It’s not just that both of his major party would-be successors are wildly unpopular, with landslide majorities of Americans quite reasonably finding both dishonest and altogether unfit for the office, but also the way that their daily groan-inducing scandals keep the president contentedly out of the news altogether. Those obsessive sorts of news readers who dive beyond the front page headlines and delve deep into the rest of it are vaguely aware that the president recently paid a huge ransom to the Iranian theo-thug-ocracy for some hostages and then offered a preposterous explanation about why he didn’t, that Milwaukee has lately been burning from flames fanned by the “Black Lives Moment” the president has encouraged, that much of south Louisiana is underwater and the main form of federal assistance has been a memo sternly warning that rescue efforts not be racially discriminatory, and that the president has been playing golf and living it up with a bunch of rich white people on a lavishly-funded vacation to Martha’s Vineyard the whole time, but the rest of the country has been pleasantly preoccupied with America’s rout at the the Olympics and the latest gaffes from the president’s would-be successors.

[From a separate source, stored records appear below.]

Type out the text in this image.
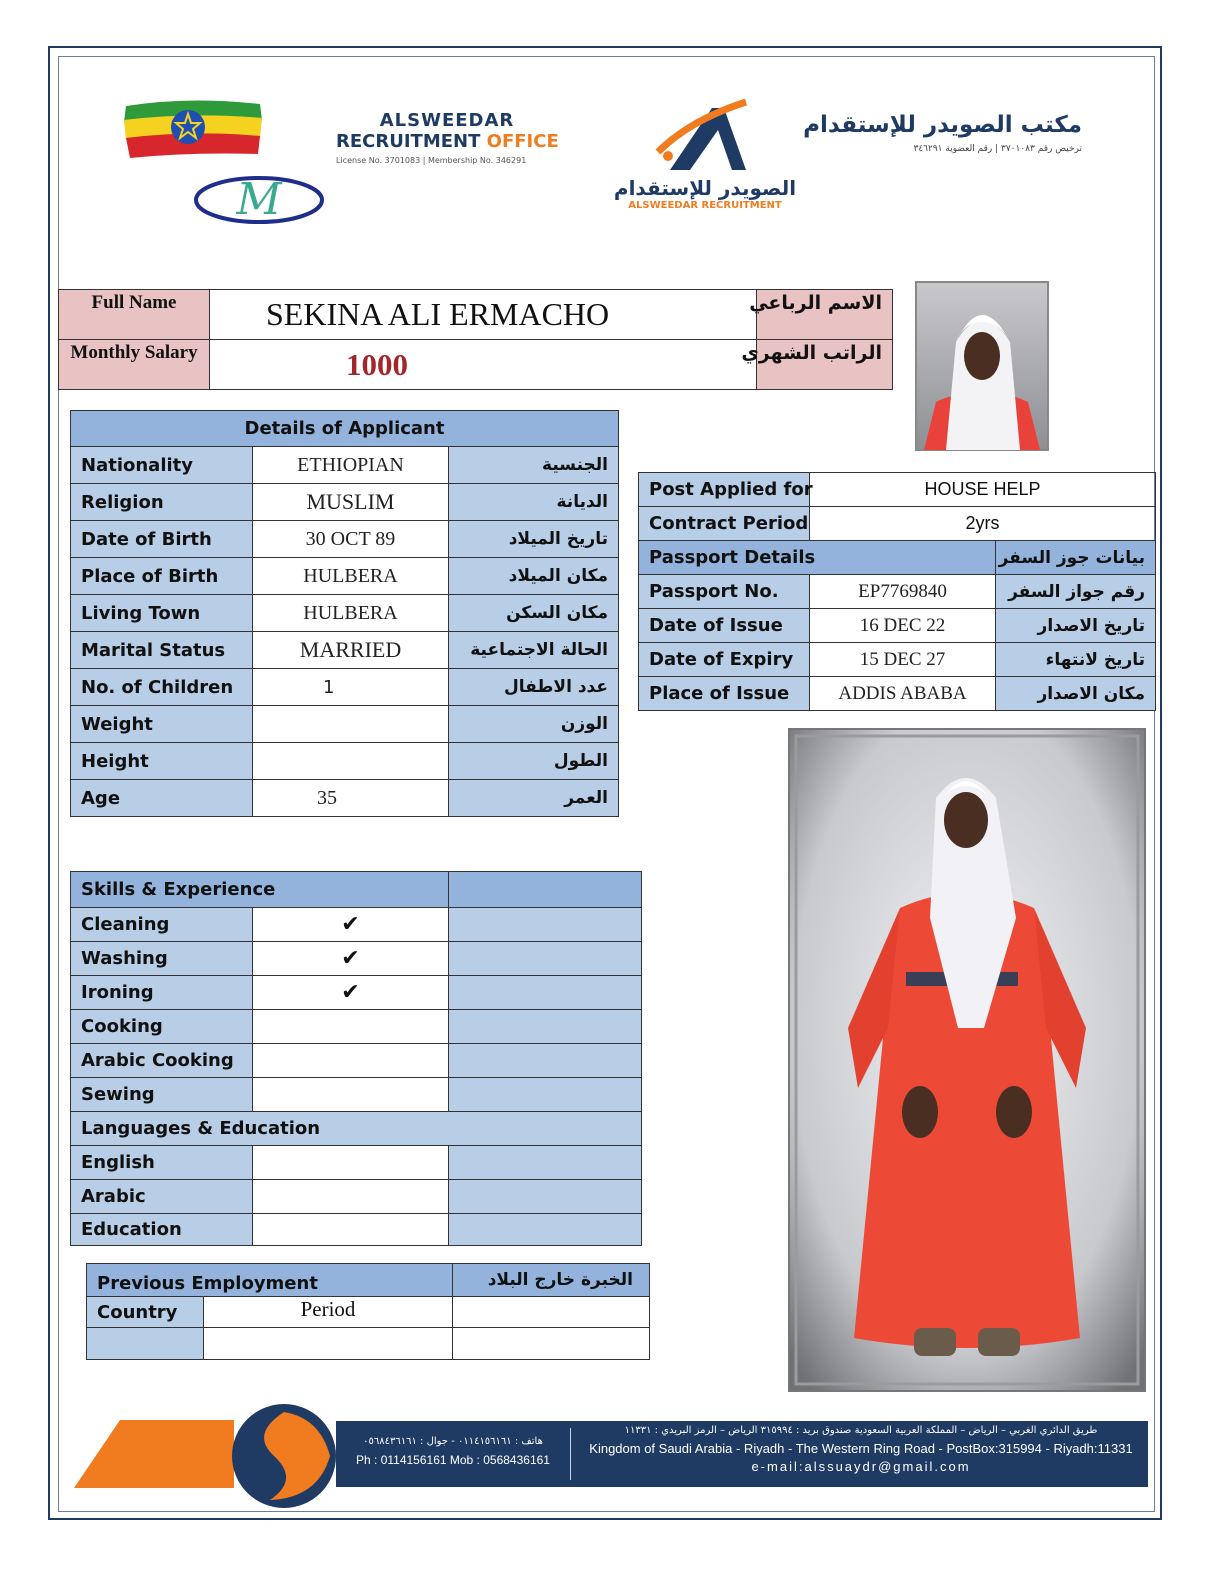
M
ALSWEEDAR
RECRUITMENT OFFICE
License No. 3701083 | Membership No. 346291
الصويدر للإستقدام
ALSWEEDAR RECRUITMENT
مكتب الصويدر للإستقدام
ترخيص رقم ٣٧٠١٠٨٣ | رقم العضوية ٣٤٦٢٩١
Full Name	SEKINA ALI ERMACHO	الاسم الرباعي
Monthly Salary	1000	الراتب الشهري
Details of Applicant		
Nationality	ETHIOPIAN	الجنسية
Religion	MUSLIM	الديانة
Date of Birth	30 OCT 89	تاريخ الميلاد
Place of Birth	HULBERA	مكان الميلاد
Living Town	HULBERA	مكان السكن
Marital Status	MARRIED	الحالة الاجتماعية
No. of Children	1	عدد الاطفال
Weight		الوزن
Height		الطول
Age	35	العمر
Post Applied for	HOUSE HELP	
Contract Period	2yrs	
Passport Details		بيانات جوز السفر
Passport No.	EP7769840	رقم جواز السفر
Date of Issue	16 DEC 22	تاريخ الاصدار
Date of Expiry	15 DEC 27	تاريخ لانتهاء
Place of Issue	ADDIS ABABA	مكان الاصدار
Skills & Experience		
Cleaning	✔	
Washing	✔	
Ironing	✔	
Cooking		
Arabic Cooking		
Sewing		
Languages & Education		
English		
Arabic		
Education		
Previous Employment		الخبرة خارج البلاد
Country	Period	

هاتف : ٠١١٤١٥٦١٦١ - جوال : ٠٥٦٨٤٣٦١٦١
Ph : 0114156161 Mob : 0568436161
طريق الدائري الغربي – الرياض – المملكة العربية السعودية صندوق بريد : ٣١٥٩٩٤ الرياض – الرمز البريدي : ١١٣٣١
Kingdom of Saudi Arabia - Riyadh - The Western Ring Road - PostBox:315994 - Riyadh:11331
e-mail:alssuaydr@gmail.com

We can recall past times when shady hostage deals went down with the Iranian theo-thug-ocracy and American inner cities burned and south Louisiana was underwater, and how it used to be a much bigger deal, but then again all that happened during slower news cycles and Republican administrations. During a slow news cycle in a Republican administration a president golfing and living it up with a bunch of rich white people while the rest of the nation churns along uneasily would be a major scandal, but with a Democratic administration and the happy distraction of a can’t-look-away-train-wreck of a presidential election such scandals suddenly become quibbles. The desultory state of the economy and that awful labor force participation rate that obscures the more happy-face unemployment numbers, the mounting debt that sustains the slow pace, the politicization of the Justice Department that allows the Democratic nominee to be running in the first place, the generally unsettled state of world, as well as the general cultural decline made apparent by the current sorry choices of presidential nominees, are all as easily relegated to the inner pages of your increasingly scant newspaper.

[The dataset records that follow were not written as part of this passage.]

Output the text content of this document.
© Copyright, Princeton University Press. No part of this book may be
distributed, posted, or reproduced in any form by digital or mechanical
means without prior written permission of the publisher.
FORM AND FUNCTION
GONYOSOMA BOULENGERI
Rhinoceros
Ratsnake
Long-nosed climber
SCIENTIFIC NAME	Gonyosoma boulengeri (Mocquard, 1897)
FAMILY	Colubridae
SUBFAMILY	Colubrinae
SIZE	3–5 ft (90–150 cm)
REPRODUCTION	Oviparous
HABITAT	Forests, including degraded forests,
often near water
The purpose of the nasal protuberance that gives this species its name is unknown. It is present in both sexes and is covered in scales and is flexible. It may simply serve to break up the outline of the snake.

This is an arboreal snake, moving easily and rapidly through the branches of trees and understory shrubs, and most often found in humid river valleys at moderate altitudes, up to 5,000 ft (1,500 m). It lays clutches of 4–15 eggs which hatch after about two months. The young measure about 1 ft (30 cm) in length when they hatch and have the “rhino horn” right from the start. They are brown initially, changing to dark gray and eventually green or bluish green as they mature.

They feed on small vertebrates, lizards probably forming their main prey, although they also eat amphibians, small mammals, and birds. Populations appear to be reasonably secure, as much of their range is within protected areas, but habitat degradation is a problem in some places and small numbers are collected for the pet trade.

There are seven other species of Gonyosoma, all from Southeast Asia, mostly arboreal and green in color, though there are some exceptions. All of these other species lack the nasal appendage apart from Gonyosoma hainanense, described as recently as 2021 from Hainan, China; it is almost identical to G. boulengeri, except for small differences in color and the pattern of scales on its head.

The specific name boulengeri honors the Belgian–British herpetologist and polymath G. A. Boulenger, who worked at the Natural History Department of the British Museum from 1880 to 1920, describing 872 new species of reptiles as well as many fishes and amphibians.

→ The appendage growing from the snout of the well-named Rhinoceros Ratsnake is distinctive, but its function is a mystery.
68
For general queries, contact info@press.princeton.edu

Any old well-funded Republican should be able to make something of it, but this year the nominee isn’t any old well-funded Republican but rather the not-quite-self-funding-self-described billionaire Donald J. Trump, and he hasn’t seized the opportunities. The self-described deal-making-artisan made a strong case against the ransom for hostages arrangement, but the press was able to focus on what he had later had to admit was a bogus claim that he’d seen secret video footage of the payment. He made a persuasive argument that the past many decades of Democratic machine politics have caused the plight of the recently burning inner cities, but his attempts to bolster his current 1 or 2 percent favorables among black Americans were rather clumsily phrased in the pitch that they’re all poor and uneducated and therefore have nothing to lose by voting for him, along with the rather fanciful even-by-Trump-standards boast that after four years in office he’d win 95 percent black vote. Trump showed up in Louisiana for a meaningless photo-op several days before the vacationing Obama plans to do the same, but unless starts spending some serious ad buy money we doubt it will do him the same good that it once did Obama when a Republican administration was in charge while south Louisiana was underwater.

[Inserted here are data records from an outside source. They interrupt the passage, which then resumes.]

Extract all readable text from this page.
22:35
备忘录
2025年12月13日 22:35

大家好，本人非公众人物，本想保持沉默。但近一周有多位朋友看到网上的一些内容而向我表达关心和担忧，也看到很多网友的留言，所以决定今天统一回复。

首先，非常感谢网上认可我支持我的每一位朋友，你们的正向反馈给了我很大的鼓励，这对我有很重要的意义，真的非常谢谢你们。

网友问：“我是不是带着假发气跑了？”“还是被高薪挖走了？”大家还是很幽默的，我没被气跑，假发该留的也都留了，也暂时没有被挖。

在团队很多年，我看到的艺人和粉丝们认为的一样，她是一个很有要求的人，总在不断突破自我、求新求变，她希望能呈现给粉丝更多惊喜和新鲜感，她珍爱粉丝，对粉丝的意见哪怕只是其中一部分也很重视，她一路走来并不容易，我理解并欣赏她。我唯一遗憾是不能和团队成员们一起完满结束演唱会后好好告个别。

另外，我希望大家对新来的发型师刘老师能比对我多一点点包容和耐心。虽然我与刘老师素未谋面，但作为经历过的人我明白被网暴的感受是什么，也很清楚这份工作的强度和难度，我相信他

Thus far the supposedly boundlessly wealthy Trump has been quite parsimonious about ad buys, and instead continues to rely on all the “free media” that has suddenly turned so hostile ever since he wrapped up the Republican nomination, not to mention all those gaffes, and yet he’s still within shouting distance in the national polls if not so much the states that add up to an electoral majority. That’s because a clear majority of Americans understand that Democratic nominee Hillary Clinton is dishonest and unfit for office, and we also take heart that a near-majority of them also think little of the current president. That so few of us have any regard for our next president, no matter how it turns out, is also heartening in an unaccountable way.

— Bud Norman

This Time in Milwaukee

The latest round of rioting and looting and mayhem happened Saturday in Milwaukee, where constant gunfire kept firefighters away from several blazes and any person of the wrong hue who had the misfortune to be walking down a certain stretch of Sherman Boulevard was subject to brutal mob violence. Yet another instance of a black man being shot by police officer had preceded it all, of course, and so the usual excuses of the “Black Lives Matter” movement will be made.
Those excuses are never sufficient for the victims of this ongoing violence, however, and in this case they’re all the more insufficient. In this case the man shot by a police officer was armed with a stolen semi-automatic pistol, one of those uniform “body-cams” that the activists have insisted on show he brandished the weapon as he fled from police during a routine traffic stop, he had a long record of arrests and a conviction for possession of a concealed weapon, and although there are still questions about the incident that will surely be thoroughly investigated under intense public scrutiny all of that should at least give some pausing to the rioting. In any case the businesses that were destroyed and those unfortunate folks of the wrong hue who happened to be in the vicinity had nothing to do with the shooting, and the violence and destruction that were inflicted will have no positive effects on anyone.
In this case the officer whose life was on the line was also black, and therefore presumably not motivated by any racial animus, but that won’t matter to a “Black Lives Matter” movement so strangely selective about which black lives matter. They seem to care little for the lives of the brave black men and women who don a police uniform and a gun to try to impose some semblance of law and order on the most lawless and disorderly streets of America, nor for the untold number of murdered black lives that will surely be added to an already inordinate black death toll once those efforts at law enforcement are in retreat from the mob.
As the crime rates rise in those cities afflicted by the anti-police protest movement the chances of a police officer still more or less on the job having to make a split-second decision about how to respond to known felon brandishing a loaded gun will increase, the ensuing riots will fuel a further retreat by law enforcement and another uptick in the crime, and at some point frank talk and real leadership will be required to halt the cycle. All of this comes near the end of what was promised would eight years of a post-racial America, and although it wouldn’t be fair to blame all of this on President Barack Obama it does seem fair to say that he hasn’t made good on those grandiose promises. He’s consistently taken sides against the police in every controversial case, often before the facts emerged to prove his prejudgments incorrect, and his Justice Department has taken similarly premature stands, with the same embarrassing results. His Education Department has also insisted that schools mete out suspensions and expulsions according to a strict racial quota system, which ignores and exacerbates the reality that in many schools some racial groups are committing infractions that call for suspensions and expulsions at a greater rate than others, and his Department of Housing and Urban Development has been imposing similarly cockamamie notions of racial justice on otherwise contented communities around the country.
Despite such efforts, black unemployment remains far higher the national average, with the youth unemployment rising still further over Depression-era rates with every hike in the minimum wage, overall black wages and household wealth are on the decline, and in the cities where the police departments have fallen under federal scrutiny the black murder rates are on the rise. The president’s approval ratings among black Americans remain high, though, and his endorsed would-be Democratic successor is eager to reap their votes and unwilling to challenge his policies. The would-be Republican successor is echoing Nixon’s “law and order” theme from the riot-torn days of ’68, but at the moment the country doesn’t seem to regard him as as the sort racial healer who might stave off a race war. So far the only leadership that has dealt with the complex situation frankly has been at the local level, such as that black police chief in Dallas who largely restored order at the murder of five of his officers, but we’ll need more.